Street in Melbourne, Victoria

Railway Place streetscape

Railway Place is a residential street in the western Melbourne suburb of Footscray, Victoria, Australia. The majority of the street is covered by a Heritage Overlay and was threatened with demolition as part of the Regional Rail Link project, but was left unchanged following changes to the project.

==Geography==
Railway Place is laid out following the curve of the railway tracks, running roughly east–west between the parklands of Fordham Reserve and Newells Paddock. The street runs alongside the major rail corridor which carries the Werribee, Sunbury and Williamstown metropolitan lines, as well as V/Line regional trains. Railway Place has 25 houses in total, of which 20 are on the side that adjoins the railway.

==History==
Most houses in the street were built between the 1880s and 1920s.

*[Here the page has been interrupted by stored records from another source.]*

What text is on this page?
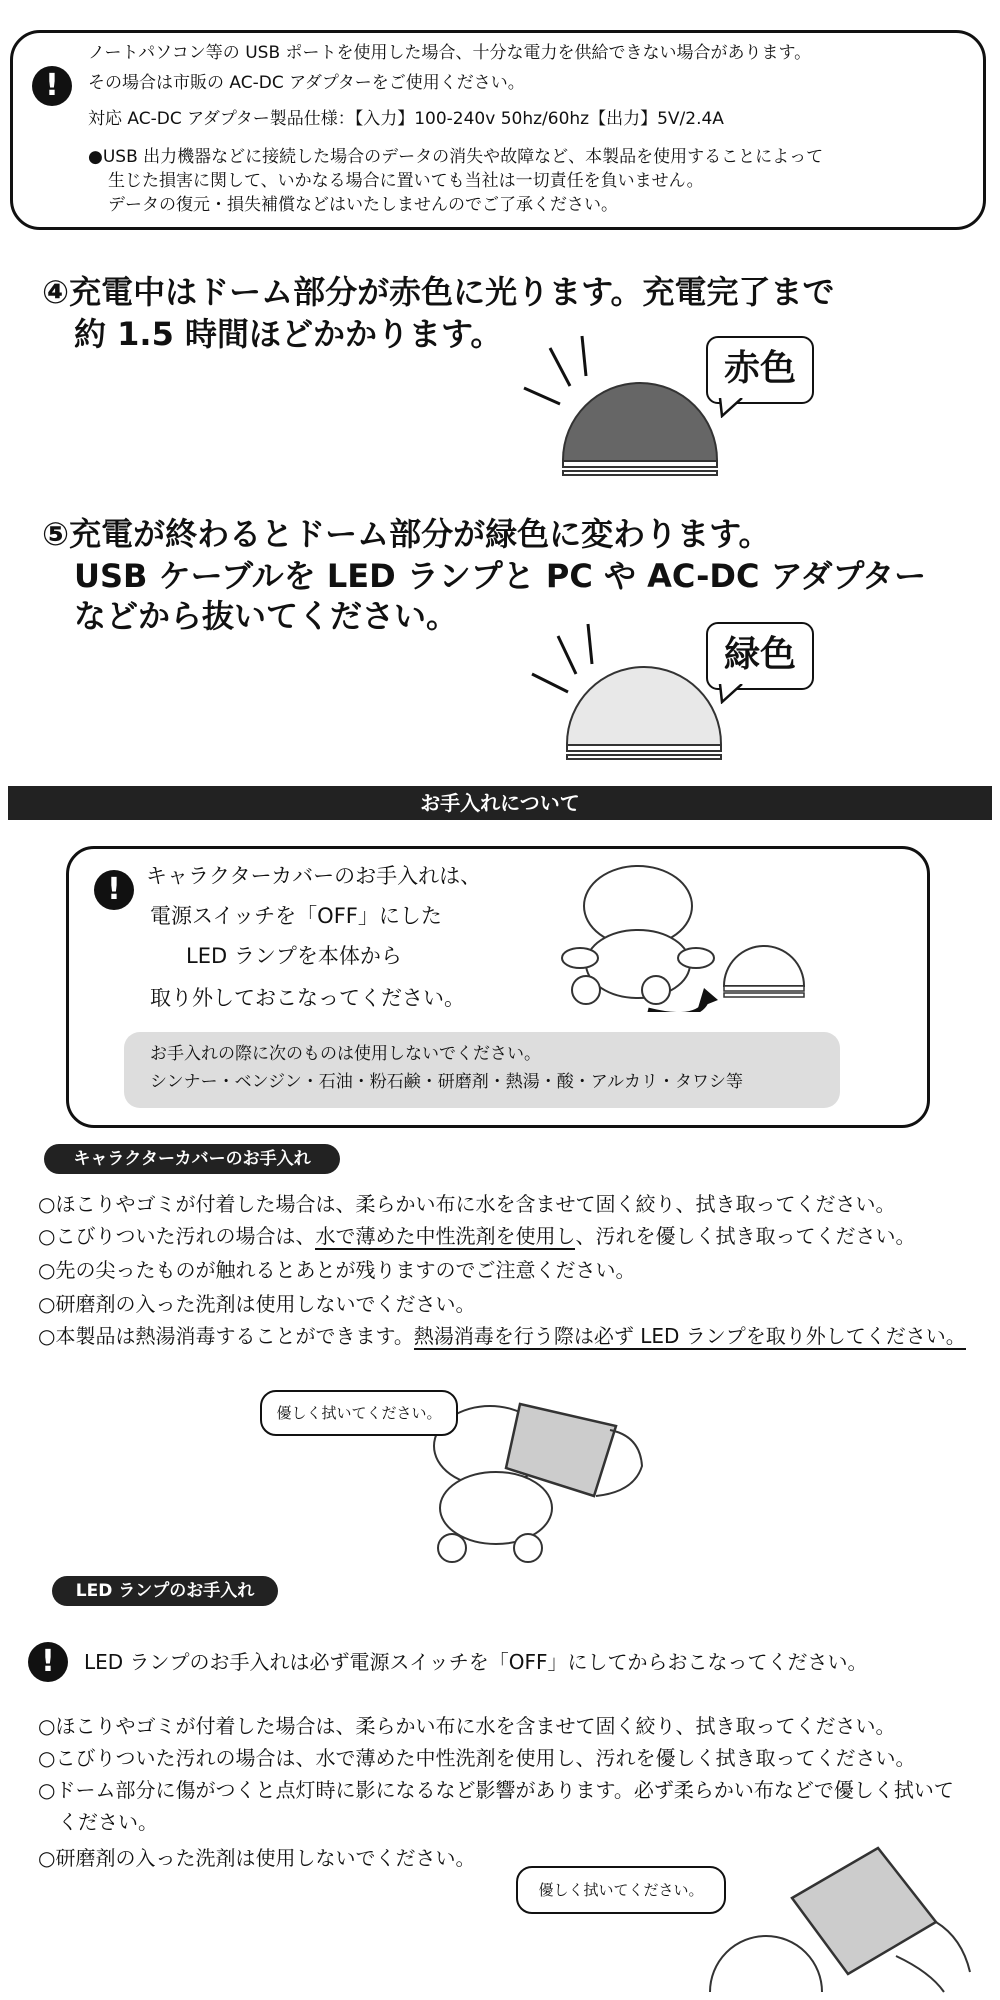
!
ノートパソコン等の USB ポートを使用した場合、十分な電力を供給できない場合があります。
その場合は市販の AC-DC アダプターをご使用ください。
対応 AC-DC アダプター製品仕様：【入力】100-240v 50hz/60hz【出力】5V/2.4A
●USB 出力機器などに接続した場合のデータの消失や故障など、本製品を使用することによって
生じた損害に関して、いかなる場合に置いても当社は一切責任を負いません。
データの復元・損失補償などはいたしませんのでご了承ください。
④充電中はドーム部分が赤色に光ります。充電完了まで
約 1.5 時間ほどかかります。
赤色
⑤充電が終わるとドーム部分が緑色に変わります。
USB ケーブルを LED ランプと PC や AC-DC アダプター
などから抜いてください。
緑色
お手入れについて
!	キャラクターカバーのお手入れは、
電源スイッチを「OFF」にした
LED ランプを本体から
取り外しておこなってください。
お手入れの際に次のものは使用しないでください。
シンナー・ベンジン・石油・粉石鹸・研磨剤・熱湯・酸・アルカリ・タワシ等
キャラクターカバーのお手入れ
○ほこりやゴミが付着した場合は、柔らかい布に水を含ませて固く絞り、拭き取ってください。
○こびりついた汚れの場合は、水で薄めた中性洗剤を使用し、汚れを優しく拭き取ってください。
○先の尖ったものが触れるとあとが残りますのでご注意ください。
○研磨剤の入った洗剤は使用しないでください。
○本製品は熱湯消毒することができます。熱湯消毒を行う際は必ず LED ランプを取り外してください。
優しく拭いてください。
LED ランプのお手入れ
!	LED ランプのお手入れは必ず電源スイッチを「OFF」にしてからおこなってください。
○ほこりやゴミが付着した場合は、柔らかい布に水を含ませて固く絞り、拭き取ってください。
○こびりついた汚れの場合は、水で薄めた中性洗剤を使用し、汚れを優しく拭き取ってください。
○ドーム部分に傷がつくと点灯時に影になるなど影響があります。必ず柔らかい布などで優しく拭いて
ください。
○研磨剤の入った洗剤は使用しないでください。
優しく拭いてください。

Many have since been renovated in line with a Heritage Overlay which recognises the street's historic character.

==Regional Rail Link==
The Regional Rail Link project provided two additional rail tracks along the route between Southern Cross and Sunshine. The project team released route maps that showed that the additional track would run on the south side of the existing rail corridor, through industrial land known as the Joseph Road Precinct.

Residents were informed that Regional Rail Link would not impact on their properties by letters from Member for Footscray Marsha Thomson, although residents' concerns relating to increased noise levels and a proposed flyover remained.